Thanks for clarification! I appreciate it!

I've now had the chance to test this, it does indeed work! Thanks a lot! I want to thank you for your help, I really appreciate it. My CSV file extracts its contents into a date-based folder (Format: YYYY-MM-DD), what I'm wondering is, is it possible to tell my `csv_import.sql` (which is where my big LOAD DATA FILE sits) to use the latest date in the folder structure? I tried the following but MySQL complained that there was an error.

 LOAD DATA LOCAL INFILE '/path/to/inbounddata/data/%Y-%m-%d/traveldata.csv'  

Is there a way of either, passing a date argument to my .sql file, or perhaps telling this command to use the latest date as part of the folder structure? Thanks

Maybe something like this:

 echo "LOAD DATA LOCAL INFILE '/path/to/inbounddata/data/$(date +%Y-%m-%d)/traveldata.csv'" | mysql -u yourname -p

Try this alone first to judge the output:

$ echo "LOAD DATA LOCAL INFILE '/path/to/inbounddata/data/$(date +%Y-%m-%d)/traveldata.csv'"
LOAD DATA LOCAL INFILE '/path/to/inbounddata/data/2009-03-13/traveldata.csv'
$ echo "LOAD DATA LOCAL INFILE '/path/to/inbounddata/data/$(date +%Y-%m-%d)/traveldata.csv'"
LOAD DATA LOCAL INFILE '/path/to/inbounddata/data/2009-03-13/traveldata.csv'

Hey, that worked great on an echo/output -- I'm going to do some tests on a dummy table and hopefully it'll be fine!.
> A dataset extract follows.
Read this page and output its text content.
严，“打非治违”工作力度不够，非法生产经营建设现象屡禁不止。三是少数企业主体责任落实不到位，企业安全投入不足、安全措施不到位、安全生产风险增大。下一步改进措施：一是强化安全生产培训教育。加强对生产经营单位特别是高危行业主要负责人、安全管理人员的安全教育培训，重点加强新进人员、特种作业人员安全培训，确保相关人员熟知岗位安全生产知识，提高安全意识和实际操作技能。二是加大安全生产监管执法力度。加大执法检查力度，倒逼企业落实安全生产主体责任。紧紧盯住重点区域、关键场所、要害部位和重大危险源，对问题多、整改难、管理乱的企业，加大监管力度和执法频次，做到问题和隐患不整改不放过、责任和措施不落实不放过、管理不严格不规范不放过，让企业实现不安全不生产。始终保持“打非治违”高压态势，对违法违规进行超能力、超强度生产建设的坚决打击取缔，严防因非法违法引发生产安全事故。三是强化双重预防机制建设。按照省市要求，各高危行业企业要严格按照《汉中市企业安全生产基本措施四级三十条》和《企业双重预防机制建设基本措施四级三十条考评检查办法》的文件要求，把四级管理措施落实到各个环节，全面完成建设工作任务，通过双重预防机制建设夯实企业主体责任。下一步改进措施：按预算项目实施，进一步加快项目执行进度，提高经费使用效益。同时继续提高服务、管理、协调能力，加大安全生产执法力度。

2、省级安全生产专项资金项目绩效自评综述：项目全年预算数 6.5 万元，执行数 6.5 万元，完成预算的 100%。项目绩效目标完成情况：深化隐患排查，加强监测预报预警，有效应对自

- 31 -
I've tried it this on the actual .sql file which holds the load data stuff;

LOAD DATA LOCAL INFILE '/path/to/inbounddata/data/$(date +%Y-%m-%d)/traveldata.csv'

But I get this error;

Seems like I cannot mix and match MySQL/Shell commands inside .sql files. I tried putting the mysql date function, but this doesn't appear to work either.

Just to clarify, this is what my process is.

  1. Use sh to extract contents of a zip file to a date based folder (YYYY-MM-DD)
  2. Use sh to run a mysql import command
mysql -u someroot -psomepassword -h localhost somedb < /path/to/csv_import.sql
  1. Import the CSV file into MySQL. The csv_import.sql is a really big long file where the LOAD DATA LOCAL INFILE exists. It needs to get the date of the latest csv file extracted.

Ideally I'd like shell to do all the heavy lifting rather than a PHP script, or perhaps there's a better way of making step 3 working?

I'm open to any ideas.

Thanks.

/path/to/inbounddata/inbounddata/data/

... is not to be taken literally. You must substitute the correct path on your system.

I know that .. I replace it with the path I use. I'm going to try again with making a date command inside a .sql file, and hopefully I can resolve the issue.